Artikel 8 Hardheidsclausule

Voor wat betreft de toepassing zijn burgemeester en wethouders bevoegd om af te wijken van deze regeling, vooral wanneer deze voor een of meer belanghebbenden gevolgen zou hebben die wegens bijzondere omstandigheden onevenredig zijn in verhouding tot de met de beleidsregels te dienen doelen. In het algemeen kan een beroep op de hardheidsclausule worden gedaan indien er bijzondere omstandigheden worden aangevoerd die tot medewerking in afwijking van het beleid noodzaken en er geen redelijke alternatieven bestaan om hierin te voorzien.

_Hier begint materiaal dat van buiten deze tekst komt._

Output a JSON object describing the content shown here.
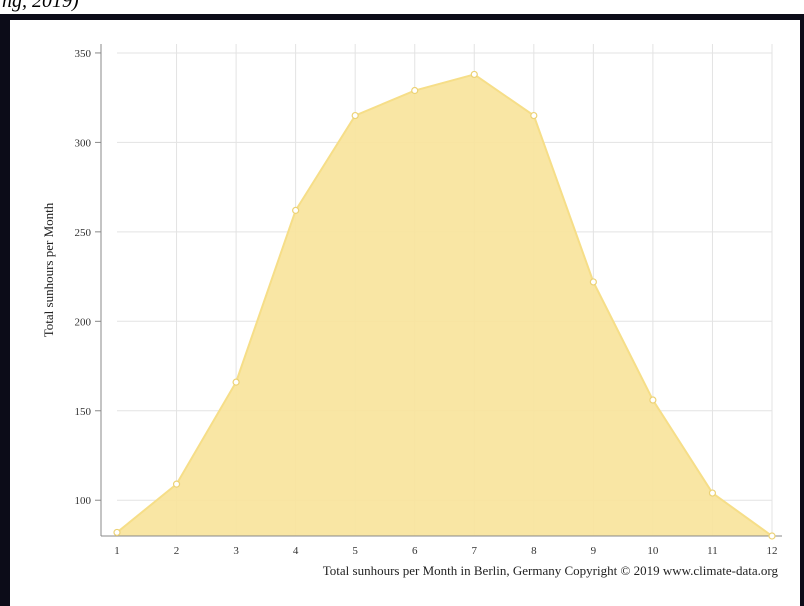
{
  "page": {
    "top_text": "ng, 2019)"
  },
  "chart_data": {
    "type": "area",
    "title": "",
    "xlabel": "Total sunhours per Month in Berlin, Germany Copyright © 2019 www.climate-data.org",
    "ylabel": "Total sunhours per Month",
    "x": [
      1,
      2,
      3,
      4,
      5,
      6,
      7,
      8,
      9,
      10,
      11,
      12
    ],
    "x_tick_labels": [
      "1",
      "2",
      "3",
      "4",
      "5",
      "6",
      "7",
      "8",
      "9",
      "10",
      "11",
      "12"
    ],
    "y_ticks": [
      100,
      150,
      200,
      250,
      300,
      350
    ],
    "y_tick_labels": [
      "100",
      "150",
      "200",
      "250",
      "300",
      "350"
    ],
    "series": [
      {
        "values": [
          82,
          109,
          166,
          262,
          315,
          329,
          338,
          315,
          222,
          156,
          104,
          80
        ]
      }
    ],
    "xlim": [
      1,
      12
    ],
    "ylim": [
      80,
      355
    ],
    "grid": true,
    "legend": "none",
    "colors": {
      "fill": "#f8e49c",
      "line": "#f6de88",
      "marker_fill": "#ffffff",
      "marker_stroke": "#ecd276",
      "grid": "#e3e3e3",
      "axis": "#888888"
    }
  }
}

Artikel 9 Inwerkingtreding

Deze beleidsregel treedt in werking de dag na bekendmaking.

Artikel 10 Citeertitel

Deze beleidsregel wordt aangehaald als ‘Beleidsregel zonne-energie voor beschermde monumenten en monumentale bouwwerken gemeente Alphen aan den Rijn 2022’.

Bijlage 1 Advieslijn voor zonnepanelen op rijksmonumenten, Rijksdienst voor het Cultureel Erfgoed (2020)

afbeelding binnen de regeling

Advieslijn RCE 27 mei 2020

Betreft: Standpunt Zonnepanelen op rijksmonumenten

Samenvatting

De Rijksdienst voor het Cultureel Erfgoed (RCE) past zijn adviesbeleid aan voor PV-systemen (zonnepanelen) op monumenten. Doel is om monumenteneigenaren meer mogelijkheden te geven om gebruik te maken van PV-systemen (zonnepanelen) bij de verduurzaming van hun monument.

Bij rijksmonumenten wordt positief geadviseerd over pv-panelen die uit het zicht liggen, geen aantasting vormen van waardevolle onderdelen en zorgvuldig op het dak worden aangebracht.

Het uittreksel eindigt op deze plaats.